New NVIDIA Research Helps Robots Improve their Grasp

Researchers at NVIDIA’s Seattle Robotics Lab developed a new algorithm, called 6-DoF GraspNet, that allows robots to grasp arbitrary objects.

Grasping is an essential building block in current and future robotic systems, ranging from warehouse logistics to service robotics.

Imagine a robot is asked to pick up an object and put it in a container. The robot observes the object and needs to decide where to move its gripper in 6D space (3D position and 3D rotation) to pick it up. The problem is complex as the success of grasps depends on object and gripper geometry, object mass distribution, and surface friction.

For the case of known objects, one can solve the problem by transferring the pre-defined set of grasps in the object canonical pose using the estimated pose of the object. Pose estimation methods are not scalable to large number of object categories which limits the number of objects that the robot can interact with. For unknown objects, the problem becomes more challenging as the space of 6-DoF grasps is significantly larger.

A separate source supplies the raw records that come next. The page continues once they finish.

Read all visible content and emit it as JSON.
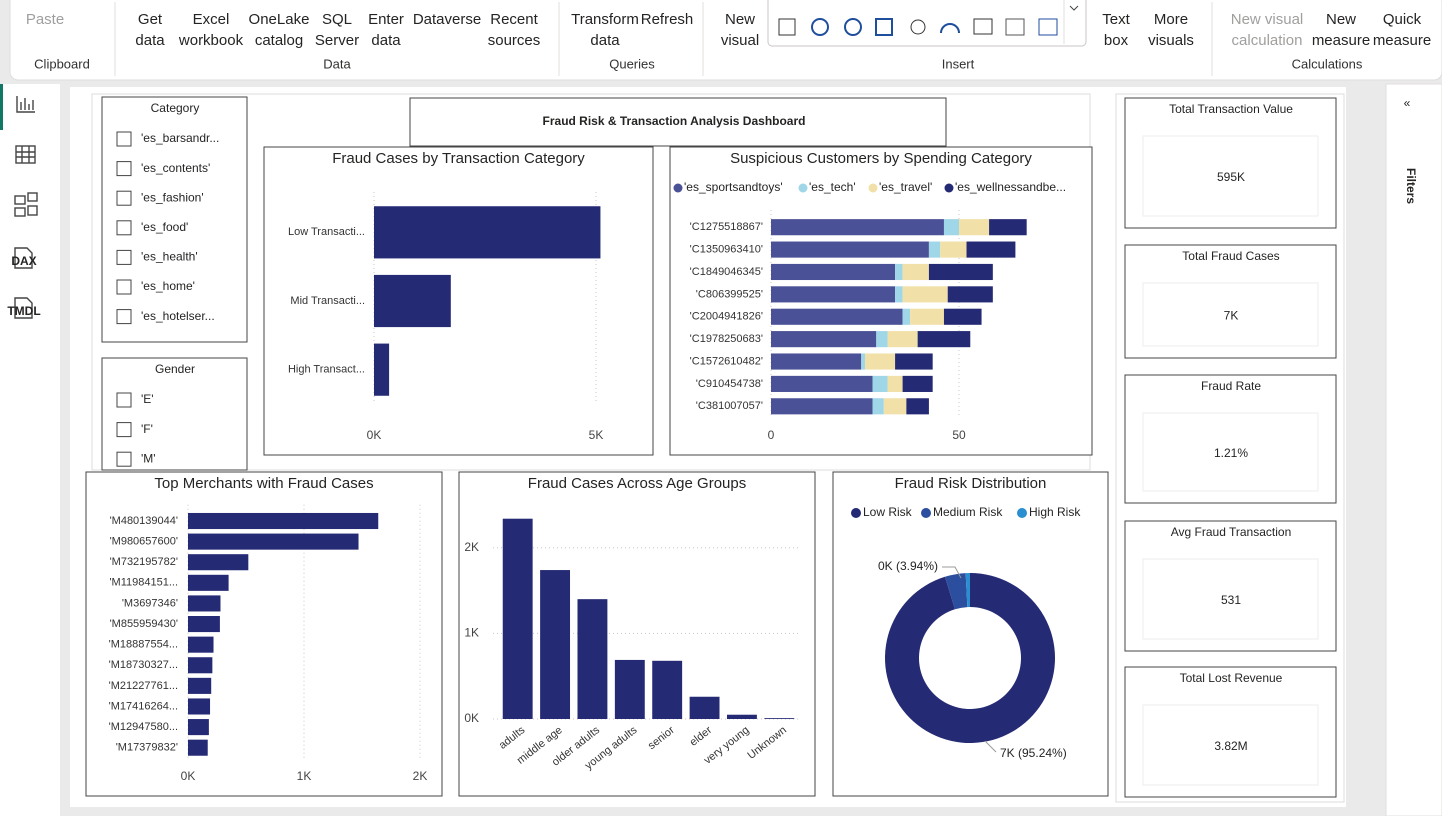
{
  "ribbon": {
    "groups": [
      {
        "label": "Clipboard",
        "buttons": [
          [
            "Paste"
          ]
        ]
      },
      {
        "label": "Data",
        "buttons": [
          [
            "Get",
            "data"
          ],
          [
            "Excel",
            "workbook"
          ],
          [
            "OneLake",
            "catalog"
          ],
          [
            "SQL",
            "Server"
          ],
          [
            "Enter",
            "data"
          ],
          [
            "Dataverse"
          ],
          [
            "Recent",
            "sources"
          ]
        ]
      },
      {
        "label": "Queries",
        "buttons": [
          [
            "Transform",
            "data"
          ],
          [
            "Refresh"
          ]
        ]
      },
      {
        "label": "Insert",
        "buttons": [
          [
            "New",
            "visual"
          ],
          [
            "Text",
            "box"
          ],
          [
            "More",
            "visuals"
          ]
        ]
      },
      {
        "label": "Calculations",
        "buttons": [
          [
            "New visual",
            "calculation"
          ],
          [
            "New",
            "measure"
          ],
          [
            "Quick",
            "measure"
          ]
        ]
      }
    ]
  },
  "sidebar": [
    "DAX",
    "TMDL"
  ],
  "filters_pane": {
    "title": "Filters"
  },
  "dashboard_title": "Fraud Risk & Transaction Analysis Dashboard",
  "slicers": [
    {
      "title": "Category",
      "items": [
        "'es_barsandr...",
        "'es_contents'",
        "'es_fashion'",
        "'es_food'",
        "'es_health'",
        "'es_home'",
        "'es_hotelser..."
      ]
    },
    {
      "title": "Gender",
      "items": [
        "'E'",
        "'F'",
        "'M'"
      ]
    }
  ],
  "cards": [
    {
      "title": "Total Transaction Value",
      "value": "595K"
    },
    {
      "title": "Total Fraud Cases",
      "value": "7K"
    },
    {
      "title": "Fraud Rate",
      "value": "1.21%"
    },
    {
      "title": "Avg Fraud Transaction",
      "value": "531"
    },
    {
      "title": "Total Lost Revenue",
      "value": "3.82M"
    }
  ],
  "chart_data": [
    {
      "type": "bar",
      "horizontal": true,
      "title": "Fraud Cases by Transaction Category",
      "categories": [
        "Low Transacti...",
        "Mid Transacti...",
        "High Transact..."
      ],
      "values": [
        5100,
        1730,
        340
      ],
      "color": "#252a75",
      "xlim": [
        0,
        6000
      ],
      "xticks": [
        {
          "value": 0,
          "label": "0K"
        },
        {
          "value": 5000,
          "label": "5K"
        }
      ],
      "grid": true
    },
    {
      "type": "bar",
      "horizontal": true,
      "stacked": true,
      "title": "Suspicious Customers by Spending Category",
      "categories": [
        "'C1275518867'",
        "'C1350963410'",
        "'C1849046345'",
        "'C806399525'",
        "'C2004941826'",
        "'C1978250683'",
        "'C1572610482'",
        "'C910454738'",
        "'C381007057'"
      ],
      "series": [
        {
          "name": "'es_sportsandtoys'",
          "color": "#4b5196",
          "values": [
            46,
            42,
            33,
            33,
            35,
            28,
            24,
            27,
            27
          ]
        },
        {
          "name": "'es_tech'",
          "color": "#9fd6e8",
          "values": [
            4,
            3,
            2,
            2,
            2,
            3,
            1,
            4,
            3
          ]
        },
        {
          "name": "'es_travel'",
          "color": "#f2e0a9",
          "values": [
            8,
            7,
            7,
            12,
            9,
            8,
            8,
            4,
            6
          ]
        },
        {
          "name": "'es_wellnessandbe...",
          "color": "#252a75",
          "values": [
            10,
            13,
            17,
            12,
            10,
            14,
            10,
            8,
            6
          ]
        }
      ],
      "xlim": [
        0,
        80
      ],
      "xticks": [
        0,
        50
      ],
      "grid": true
    },
    {
      "type": "bar",
      "horizontal": true,
      "title": "Top Merchants with Fraud Cases",
      "categories": [
        "'M480139044'",
        "'M980657600'",
        "'M732195782'",
        "'M11984151...",
        "'M3697346'",
        "'M855959430'",
        "'M18887554...",
        "'M18730327...",
        "'M21227761...",
        "'M17416264...",
        "'M12947580...",
        "'M17379832'"
      ],
      "values": [
        1640,
        1470,
        520,
        350,
        280,
        275,
        220,
        210,
        200,
        190,
        180,
        170
      ],
      "color": "#252a75",
      "xlim": [
        0,
        2000
      ],
      "xticks": [
        {
          "value": 0,
          "label": "0K"
        },
        {
          "value": 1000,
          "label": "1K"
        },
        {
          "value": 2000,
          "label": "2K"
        }
      ],
      "grid": true
    },
    {
      "type": "bar",
      "title": "Fraud Cases Across Age Groups",
      "categories": [
        "adults",
        "middle age",
        "older adults",
        "young adults",
        "senior",
        "elder",
        "very young",
        "Unknown"
      ],
      "values": [
        2340,
        1740,
        1400,
        690,
        680,
        260,
        50,
        10
      ],
      "color": "#252a75",
      "ylim": [
        0,
        2500
      ],
      "yticks": [
        {
          "value": 0,
          "label": "0K"
        },
        {
          "value": 1000,
          "label": "1K"
        },
        {
          "value": 2000,
          "label": "2K"
        }
      ],
      "grid": true
    },
    {
      "type": "donut",
      "title": "Fraud Risk Distribution",
      "categories": [
        "Low Risk",
        "Medium Risk",
        "High Risk"
      ],
      "values": [
        95.24,
        3.94,
        0.82
      ],
      "value_labels": [
        "7K (95.24%)",
        "0K (3.94%)",
        null
      ],
      "colors": [
        "#252a75",
        "#2b4f9e",
        "#2a8fd0"
      ]
    }
  ]
}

To simplify the problem, previous methods have formulated the problem by representing the grasp with an oriented rectangle in the image plane. Such representations constrain the grasps to be perpendicular to the support surface of the target object which leads to a severely restricted workspace for the robot. 6-DoF GraspNet relaxes these constraints by generating a diverse set of 6-DoF grasps directly from partially observed point clouds.

GraspNet consists of three parts: grasp sampling, grasp evaluation, and grasp refinement. The grasp sampler is a conditional variational auto-encoder that maps the pair of grasp and point cloud to a latent value assuming the latent space is normally distributed. Then each of the generated grasps is assigned a score by the grasp evaluator. Finally, the grasp refinement module improves the probability of success by applying local transformation to the generated grasps.

Deep learning based methods are typically data intensive and collecting training data for robotic tasks is resource-intensive and tedious. It usually requires multiple robots collecting data for days and months to have enough data to train the model. Instead, 6-DoF GraspNet uses synthetic training data. It consists of 3D object models and simulated grasp experiences. For each object, grasp hypotheses are generated using geometric heuristics and evaluated with the NVIDIA FleX physics engine.

During training, objects are rendered at random viewpoints to generate the point cloud and the simulated grasps are used to learn the parameters of the model. The model is trained on random boxes, cylinders, mugs, bowls, and bottles. The model is trained with 8 NVIDIA V100 GPUs.

The advantage of 6-DoF GraspNet is that it’s modular and can be used with other computer vision and motion planning algorithms instead of solving all the problems end-to-end. Consider the task of collecting all objects from a table and putting them into a container. The problem can be solved by using 6-DoF GraspNet and a model that segments generic objects. The point cloud of each object is extracted from segmented objects and grasps are generated using 6-DoF GraspNet. Other objects in the scene are approximately represented by cubes as obstacles for motion planning module so that the robot arm does not collide with other objects in the scene.